Pretender que un gobierno puede experimentar una crisis de esta envergadura apenas alcanzado el triunfo, sin que la voluntad presidencial o su falta de voluntad, hubiera incidido en ello, como si la ciudadanía en un raro capricho hubiera decidido quemar el 18 de octubre lo que apenas ayer había adorado, es simplemente absurdo. Por supuesto, el Presidente no es el autor de las causas sociológicas de la crisis; pero su desempeño brindó la oportunidad para que ella se desatara. Un acentuado narcisismo, que lo llevó a acariciar el sueño de un liderazgo internacional (¿el retorno de su vieja compulsión competitiva?); la ausencia de un proyecto capaz de conectar con los grupos medios y su trayectoria vital (confundiendo un proyecto de mayorías con un torpe eslogan repetido una y mil veces); la incapacidad de elaborar una narrativa que orientara la conducta de sus partidarios (olvidando aquello de I. Dinesen, que puedes soportar cualquier cosa si logras contar una buena historia acerca de ella); la falta de comprensión de procesos de largo plazo (como la cuestión de La Araucanía o el temor de las mayorías a aquello que la naturaleza distribuye con perversa igualdad, como la vejez o la enfermedad), y la impericia para erigirse en líder de su coalición (vence a quienes están a su lado, pero no los convence) causaron que en 18 meses no lograra gobernar y que en rara compensación decidiera cultivar la ausencia o, mejor, intentara colmarla con la presencia internacional. El momento cúlmine sería el APEC realizado en el oasis latinoamericano que de pronto, es cosa de mirar la Plaza Baquedano, se convirtió en páramo.

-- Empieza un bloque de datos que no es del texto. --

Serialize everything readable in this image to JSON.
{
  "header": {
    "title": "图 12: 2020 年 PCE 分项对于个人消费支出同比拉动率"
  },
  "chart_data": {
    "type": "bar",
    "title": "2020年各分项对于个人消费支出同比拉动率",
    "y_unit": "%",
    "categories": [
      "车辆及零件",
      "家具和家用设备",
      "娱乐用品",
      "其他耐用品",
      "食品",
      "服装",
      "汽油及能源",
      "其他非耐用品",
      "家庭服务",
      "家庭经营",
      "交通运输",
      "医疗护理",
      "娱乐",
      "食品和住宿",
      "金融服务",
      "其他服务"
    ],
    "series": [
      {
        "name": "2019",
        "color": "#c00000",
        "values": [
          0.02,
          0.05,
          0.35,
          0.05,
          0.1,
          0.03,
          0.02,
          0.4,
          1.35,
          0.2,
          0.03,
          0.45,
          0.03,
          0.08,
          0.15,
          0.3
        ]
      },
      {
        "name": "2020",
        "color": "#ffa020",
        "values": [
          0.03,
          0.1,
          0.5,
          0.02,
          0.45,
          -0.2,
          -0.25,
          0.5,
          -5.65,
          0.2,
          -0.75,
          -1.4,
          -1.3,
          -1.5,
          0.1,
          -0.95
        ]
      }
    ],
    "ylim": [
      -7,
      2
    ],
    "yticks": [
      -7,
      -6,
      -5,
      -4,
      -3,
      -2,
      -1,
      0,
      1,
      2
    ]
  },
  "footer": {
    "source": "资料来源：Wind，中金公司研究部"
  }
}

Lo que ha seguido ya se conoce. El Presidente se ha transformado en un personaje de televisión que, con la regularidad de un programa de entretención, distribuye lugares comunes y relata esta o aquella medida a la hora del almuerzo a los televidentes, o al atardecer, como queriendo suplir con la pantalla la ausencia de su voluntad. La falta de voluntad disfrazada con una escenografía, la falta de narrativa por la simple verbosidad, la épica por los lugares comunes. En suma, apenas la sombra de una voluntad. Porque ese es el problema. Un Presidente puede estar en pantalla todo el día; pero lo que importa es que su voluntad cuente. Y desgraciadamente, la del Presidente cuenta cada día menos. Y la culpa es, por supuesto, suya, salvo que alguien prefiera caracterizarlo como un títere sacudido por el viento de las circunstancias.

En suma, no vale la pena engañarse.

Cuando sus partidarios hacen las cuentas del debe y el haber, e incluso mientras lo aplauden, se les ve mover levemente la cabeza y se les escucha decir entre dientes: ¡Qué fiasco!», remata Peña.